Jarrid Williams

Profile
- Position: Offensive tackle

Personal information
- Born: July 2, 1997 (age 29) Cedar Hill, Texas, U.S.
- Listed height: 6 ft 6 in (1.98 m)
- Listed weight: 308 lb (140 kg)

Career information
- High school: Cedar Hill (TX)
- College: Houston (2015–2019) Miami (FL) (2020–2021)
- NFL draft: 2022: undrafted

Career history
- Philadelphia Eagles (2022)*; Detroit Lions (2022)*; Philadelphia Eagles (2023)*; Pittsburgh Steelers (2023)*; Minnesota Vikings (2023)*; San Antonio Brahmas (2024)*; DC Defenders (2024–2025); Orlando Storm (2026)*;
- * Offseason or practice squad member only

Awards and highlights
- UFL champion (2025);
- Stats at Pro Football Reference

= Jarrid Williams =

American football player (born 1997)

Jarrid Williams (born July 2, 1997) is an American football offensive tackle. He played college football at Houston and Miami (FL).

==Early life and college==
Williams grew up in Cedar Hill, Texas, and attended Cedar Hill High School, where he earned varsity letters in two years. He played defense and made 109 total tackles on the football team, being named second-team all-district in 2014. He was a two-star recruit according to Rivals.com, Scout.com, and 247Sports.

Williams committed to the University of Houston and spent his first season (2015) as a redshirt. In 2016, he played in eight games. Williams appeared in three games during the 2017 season. In 2018, he earned a starting role, playing as starter in thirteen games. He started four games in 2019 before suffering a season-ending injury.

In 2020, Williams announced his intention to graduate transfer. In June of that year, Williams transferred to the University of Miami. As a redshirt-senior with Miami, Williams started in every game. In 2021, Williams announced he would return for a seventh season of college football, as an extra year of eligibility was given due to COVID-19.

==Professional career==
===Philadelphia Eagles (first stint)===
After going unselected in the 2022 NFL draft, Williams was signed by the Philadelphia Eagles as an undrafted free agent. He was released on July 27. He was brought back on August 7, 2022. Williams was released for the second time on August 23. On September 16, the Eagles signed Williams to the practice squad. Later being placed on the practice squad injured reserve list, he was released along with Auden Tate on November 22.

===Detroit Lions===
On December 29, 2022, Williams was signed to the Detroit Lions practice squad.
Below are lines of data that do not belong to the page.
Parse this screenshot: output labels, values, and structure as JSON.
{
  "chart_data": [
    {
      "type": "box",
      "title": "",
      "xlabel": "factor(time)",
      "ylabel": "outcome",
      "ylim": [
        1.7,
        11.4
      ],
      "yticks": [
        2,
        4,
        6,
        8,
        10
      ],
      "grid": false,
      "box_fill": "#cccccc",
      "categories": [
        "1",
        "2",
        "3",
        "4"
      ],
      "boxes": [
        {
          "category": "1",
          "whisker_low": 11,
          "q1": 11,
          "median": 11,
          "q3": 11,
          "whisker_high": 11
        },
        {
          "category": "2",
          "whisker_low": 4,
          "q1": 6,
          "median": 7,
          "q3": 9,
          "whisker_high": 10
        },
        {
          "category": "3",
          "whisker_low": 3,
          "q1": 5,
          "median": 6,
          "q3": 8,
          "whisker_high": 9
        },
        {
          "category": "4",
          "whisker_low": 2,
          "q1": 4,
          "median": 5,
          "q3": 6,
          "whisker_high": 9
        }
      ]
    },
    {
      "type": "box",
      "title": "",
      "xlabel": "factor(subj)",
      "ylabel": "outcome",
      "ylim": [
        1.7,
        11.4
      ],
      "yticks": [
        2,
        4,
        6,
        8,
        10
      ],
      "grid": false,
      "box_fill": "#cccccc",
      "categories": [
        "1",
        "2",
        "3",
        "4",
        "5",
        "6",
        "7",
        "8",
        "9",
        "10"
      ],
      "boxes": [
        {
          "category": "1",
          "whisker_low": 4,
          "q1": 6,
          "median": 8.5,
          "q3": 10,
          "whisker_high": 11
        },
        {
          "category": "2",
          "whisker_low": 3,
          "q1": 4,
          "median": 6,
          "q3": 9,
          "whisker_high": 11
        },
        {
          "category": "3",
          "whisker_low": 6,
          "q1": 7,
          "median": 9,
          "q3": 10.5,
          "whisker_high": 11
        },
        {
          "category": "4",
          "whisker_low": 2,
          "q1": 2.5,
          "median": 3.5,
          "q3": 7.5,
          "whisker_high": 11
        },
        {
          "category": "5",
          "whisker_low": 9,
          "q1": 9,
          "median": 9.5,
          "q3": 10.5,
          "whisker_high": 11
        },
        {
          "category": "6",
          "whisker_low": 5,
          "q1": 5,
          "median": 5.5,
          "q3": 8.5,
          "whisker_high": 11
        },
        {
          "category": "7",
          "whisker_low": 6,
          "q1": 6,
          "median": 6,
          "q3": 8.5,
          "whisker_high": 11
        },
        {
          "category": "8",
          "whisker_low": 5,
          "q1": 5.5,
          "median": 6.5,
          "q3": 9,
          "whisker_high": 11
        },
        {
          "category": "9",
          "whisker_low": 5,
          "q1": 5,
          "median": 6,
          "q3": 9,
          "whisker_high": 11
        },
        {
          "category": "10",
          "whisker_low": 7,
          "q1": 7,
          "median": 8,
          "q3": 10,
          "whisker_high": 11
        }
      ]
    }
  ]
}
===Philadelphia Eagles (second stint)===
On January 24, 2023, Williams signed a reserve/future contract with the Philadelphia Eagles. He was released on May 16.

===Pittsburgh Steelers===
On June 5, 2023, Williams signed with the Pittsburgh Steelers. He was released on July 30.

===Minnesota Vikings===
On August 3, 2023, Williams signed with the Minnesota Vikings. He was waived on August 28, 2023.

=== San Antonio Brahmas ===
On January 19, 2024, Williams signed with the San Antonio Brahmas of the United Football League (UFL). He was waived on March 22, 2024.

=== DC Defenders ===
On April 3, 2024, Williams signed with the DC Defenders of the United Football League (UFL). He re-signed with the team on October 3, 2024.

=== Orlando Storm ===
On January 13, 2026, Williams was selected by the Orlando Storm in the 2026 UFL Draft. He was released on March 19.